Proof of bacteria shown in lysozyme sensitivity (damages the peptidoglycan cell wall of bacteria), heat sensitivity, and DNA presence. Some were also cultured from samples.
Bacteria: “The most widespread and well-studied biological aerosols with ice-nucleating activity are comprised of certain species of plant-associated bacteria (Pseudomonas syringae, Pseudomonas viridiflava, Pseudomonas fluorescens, Pantoea agglomerans, and Xanthomonas campestris), but also fungi (e.g., Fusarium avenaceum), algae such as Chlorella minutissima, and birch pollen. P. syringae and F. avenaceum in particular have been detected in atmospheric aerosols and clouds. Ice-nucleating strains of P. syringae possess a 120- to 180-kDa ice nucleation active protein in their outer membrane comprised of contiguous repeats of a consensus octapeptide; the protein binds water molecules in an ordered arrangement, providing a nucleating template that enhances ice crystal formation” from PNAS December 2, 2008 vol. 105 no. 48
Questions remaining: Is this a dispersion strategy developed by bacteria and plant pathogens? In the absence of biological IN, can clouds form at these higher temperatures? Did bacteria develop extracellular proteins specifically for ice nucleation?

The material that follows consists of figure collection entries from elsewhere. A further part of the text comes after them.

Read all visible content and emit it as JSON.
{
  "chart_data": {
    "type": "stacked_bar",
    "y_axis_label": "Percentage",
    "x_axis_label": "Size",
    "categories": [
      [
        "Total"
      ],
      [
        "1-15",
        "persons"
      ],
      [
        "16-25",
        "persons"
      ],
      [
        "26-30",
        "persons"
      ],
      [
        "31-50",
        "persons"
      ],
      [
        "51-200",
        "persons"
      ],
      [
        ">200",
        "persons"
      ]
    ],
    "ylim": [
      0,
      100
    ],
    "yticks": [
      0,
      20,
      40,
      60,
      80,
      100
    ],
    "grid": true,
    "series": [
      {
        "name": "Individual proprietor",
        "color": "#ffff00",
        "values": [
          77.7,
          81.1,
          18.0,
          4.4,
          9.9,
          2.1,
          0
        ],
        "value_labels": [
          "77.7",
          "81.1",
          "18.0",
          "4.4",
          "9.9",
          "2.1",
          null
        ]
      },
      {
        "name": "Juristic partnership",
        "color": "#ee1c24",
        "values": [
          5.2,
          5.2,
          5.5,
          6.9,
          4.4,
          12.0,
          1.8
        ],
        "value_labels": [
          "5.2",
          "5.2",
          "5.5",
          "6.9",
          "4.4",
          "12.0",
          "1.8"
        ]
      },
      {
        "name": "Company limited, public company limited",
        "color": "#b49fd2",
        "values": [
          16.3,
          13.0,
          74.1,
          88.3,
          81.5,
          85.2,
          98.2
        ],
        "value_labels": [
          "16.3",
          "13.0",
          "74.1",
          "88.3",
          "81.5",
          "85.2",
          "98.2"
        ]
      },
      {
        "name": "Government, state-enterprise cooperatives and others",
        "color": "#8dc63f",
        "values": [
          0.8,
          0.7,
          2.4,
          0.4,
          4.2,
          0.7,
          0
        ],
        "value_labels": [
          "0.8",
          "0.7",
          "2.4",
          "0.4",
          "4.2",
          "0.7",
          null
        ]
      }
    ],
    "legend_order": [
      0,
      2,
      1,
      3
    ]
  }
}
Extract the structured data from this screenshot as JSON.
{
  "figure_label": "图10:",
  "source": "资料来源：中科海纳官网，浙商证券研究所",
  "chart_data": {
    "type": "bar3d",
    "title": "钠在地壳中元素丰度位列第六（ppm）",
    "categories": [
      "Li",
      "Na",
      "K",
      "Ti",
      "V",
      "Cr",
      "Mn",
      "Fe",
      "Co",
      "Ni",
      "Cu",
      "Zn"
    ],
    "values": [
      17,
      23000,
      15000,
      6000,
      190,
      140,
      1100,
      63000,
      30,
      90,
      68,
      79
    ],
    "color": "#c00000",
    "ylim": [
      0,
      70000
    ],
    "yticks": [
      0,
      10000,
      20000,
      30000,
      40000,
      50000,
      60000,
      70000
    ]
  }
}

Notes from last day of class
We are dealing with fluctuations when dealing with soft matter. The lengths are constantly fluctuating, like in polymers. Forces are on the order of kT. Forces are unbalanced in soft matter often, which causes much fluctuation.
There are many assertions in simple polymers, like no matter how big the area gets, the distribution of end-to-end distance will be the same. How does the density of the
Random walk: Density goes as the square of the polymer MW? Not tightly packed, as things get bigger the density decreases. But in self-avoiding, the repulsive forces get less and less as the density gets greater, and you see an average density on the 5/3 power. Cube of the MW? Tightly packed.
Elasticity is energy per unit volume. Viscosity is a time scale for systems to relax--viscosity increases as the relaxation time increases. Entangling effects this greatly.
Time scale and force scale for soft matter is relevant to us.
Are there phase diagrams for clouds? Water phase diagram.